- Directed by: Al Sutton
- Produced by: Al Sutton Barbara Masry
- Cinematography: Al Sutton Jeff Danneman
- Edited by: Al Sutton Jeanne McGill
- Music by: Maurice Ravel
- Production company: Al Sutton Pictures
- Release date: February 2010;
- Running time: 6 minutes
- Country: United States
- Language: English

= Equality (film) =

Equality is a short film by American filmmaker, Al Sutton, MD, a documentary under the genre of human rights, social issues, history and news. The film contains rare footage of the Women's Strike for Equality, the gender equality protest of August 26, 1970, where more than fifty thousand women and men gathered in New York City to show support for the feminist movement and to commemorate the 50th anniversary of the Nineteenth Amendment to the United States Constitution which gave women the right to vote. It was organized by NOW, the National Organization for Women.

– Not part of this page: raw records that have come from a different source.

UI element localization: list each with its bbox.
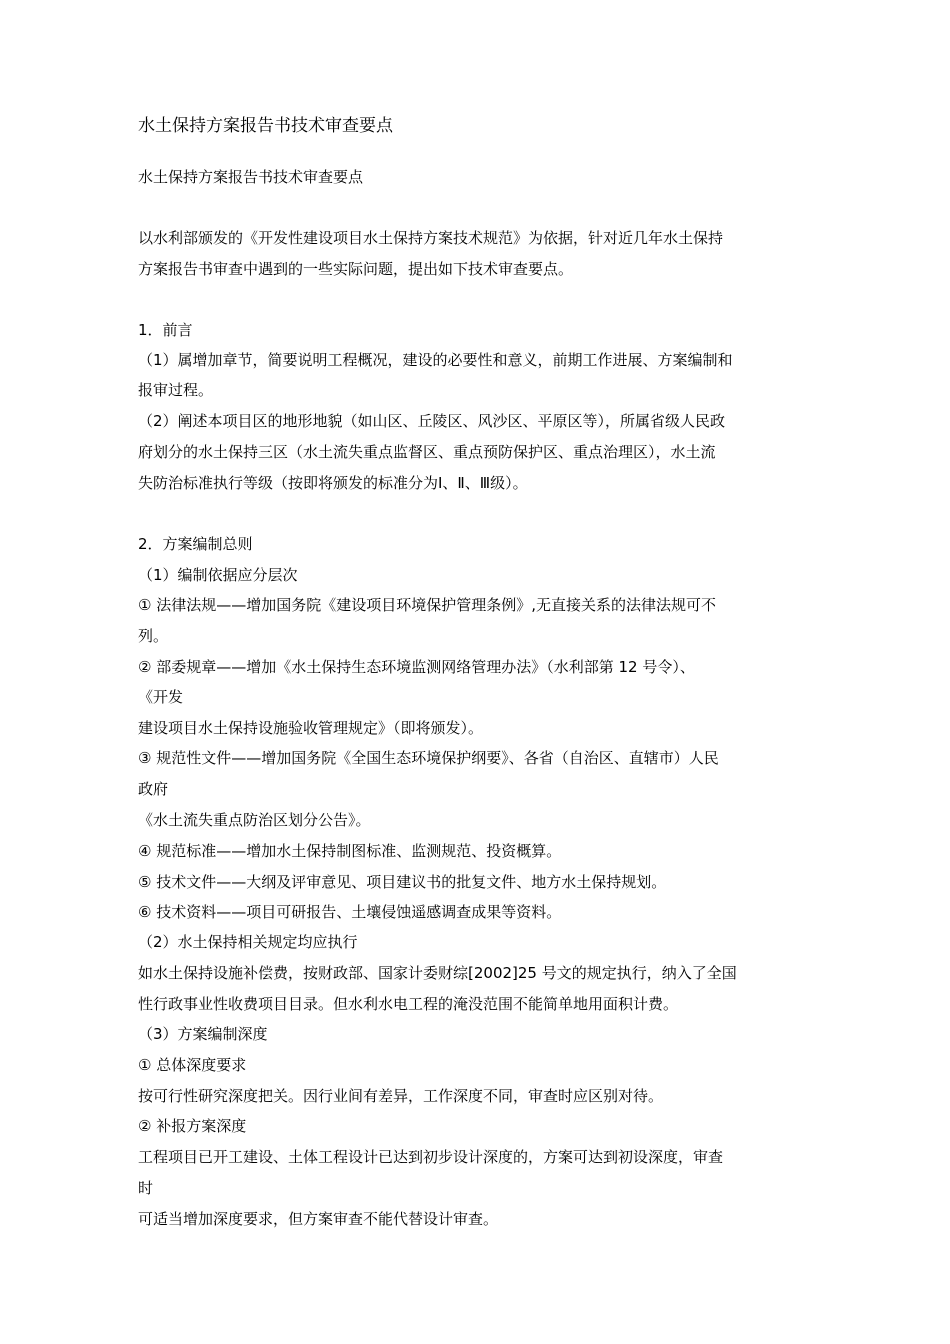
paragraph-line: 可适当增加深度要求，但方案审查不能代替设计审查。 (138, 1210, 499, 1228)
section-heading: 2．方案编制总则 (138, 535, 253, 553)
paragraph-line: 《开发 (138, 688, 184, 706)
paragraph-line: 建设项目水土保持设施验收管理规定》（即将颁发）。 (138, 719, 484, 737)
paragraph-line: 政府 (138, 780, 169, 798)
paragraph-line: 失防治标准执行等级（按即将颁发的标准分为Ⅰ、Ⅱ、Ⅲ级）。 (138, 474, 528, 492)
paragraph-line: 《水土流失重点防治区划分公告》。 (138, 811, 371, 829)
paragraph-line: ② 部委规章——增加《水土保持生态环境监测网络管理办法》（水利部第 12 号令）、 (138, 658, 695, 676)
paragraph-line: ③ 规范性文件——增加国务院《全国生态环境保护纲要》、各省（自治区、直辖市）人民 (138, 749, 719, 767)
paragraph-line: （3）方案编制深度 (138, 1025, 268, 1043)
paragraph-line: 列。 (138, 627, 169, 645)
paragraph-line: 府划分的水土保持三区（水土流失重点监督区、重点预防保护区、重点治理区），水土流 (138, 443, 716, 461)
paragraph-line: ② 补报方案深度 (138, 1117, 247, 1135)
paragraph-line: 报审过程。 (138, 381, 214, 399)
paragraph-line: ⑥ 技术资料——项目可研报告、土壤侵蚀遥感调查成果等资料。 (138, 903, 562, 921)
paragraph-line: （2）水土保持相关规定均应执行 (138, 933, 358, 951)
document-title: 水土保持方案报告书技术审查要点 (138, 116, 393, 136)
paragraph-line: 如水土保持设施补偿费，按财政部、国家计委财综[2002]25 号文的规定执行，纳入了全国 (138, 964, 737, 982)
paragraph-line: （1）编制依据应分层次 (138, 566, 298, 584)
paragraph-line: ① 法律法规——增加国务院《建设项目环境保护管理条例》,无直接关系的法律法规可不 (138, 596, 716, 614)
paragraph-line: 按可行性研究深度把关。因行业间有差异，工作深度不同，审查时应区别对待。 (138, 1087, 664, 1105)
paragraph-line: ④ 规范标准——增加水土保持制图标准、监测规范、投资概算。 (138, 842, 562, 860)
paragraph-line: （2）阐述本项目区的地形地貌（如山区、丘陵区、风沙区、平原区等），所属省级人民政 (138, 412, 726, 430)
section-heading: 1．前言 (138, 321, 193, 339)
intro-line: 方案报告书审查中遇到的一些实际问题，提出如下技术审查要点。 (138, 260, 574, 278)
intro-line: 以水利部颁发的《开发性建设项目水土保持方案技术规范》为依据，针对近几年水土保持 (138, 229, 724, 247)
paragraph-line: （1）属增加章节，简要说明工程概况，建设的必要性和意义，前期工作进展、方案编制和 (138, 351, 733, 369)
paragraph-line: ⑤ 技术文件——大纲及评审意见、项目建议书的批复文件、地方水土保持规划。 (138, 873, 667, 891)
paragraph-line: ① 总体深度要求 (138, 1056, 247, 1074)
paragraph-line: 工程项目已开工建设、土体工程设计已达到初步设计深度的，方案可达到初设深度，审查 (138, 1148, 724, 1166)
paragraph-line: 时 (138, 1179, 154, 1197)
document-subtitle: 水土保持方案报告书技术审查要点 (138, 168, 364, 186)
paragraph-line: 性行政事业性收费项目目录。但水利水电工程的淹没范围不能简单地用面积计费。 (138, 995, 679, 1013)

While it depicts a positive energy and excitement of the crowds at the 1970 women's march and rally, the film makes the statement that in spite of various attempts to codify equality, for example, the UN General Assembly Bill of Rights of 1979, the statistics related to gender inequality show that areas such as education, earnings, poverty and abuses still need effective change.

This short film, EQUALITY, released in 2010, is a simple documentation of the women's strike that moved forward the United States in terms of gender equality, and perhaps impacted the world. Ravel's "Pavane for a Dead Princess" comprises the musical score.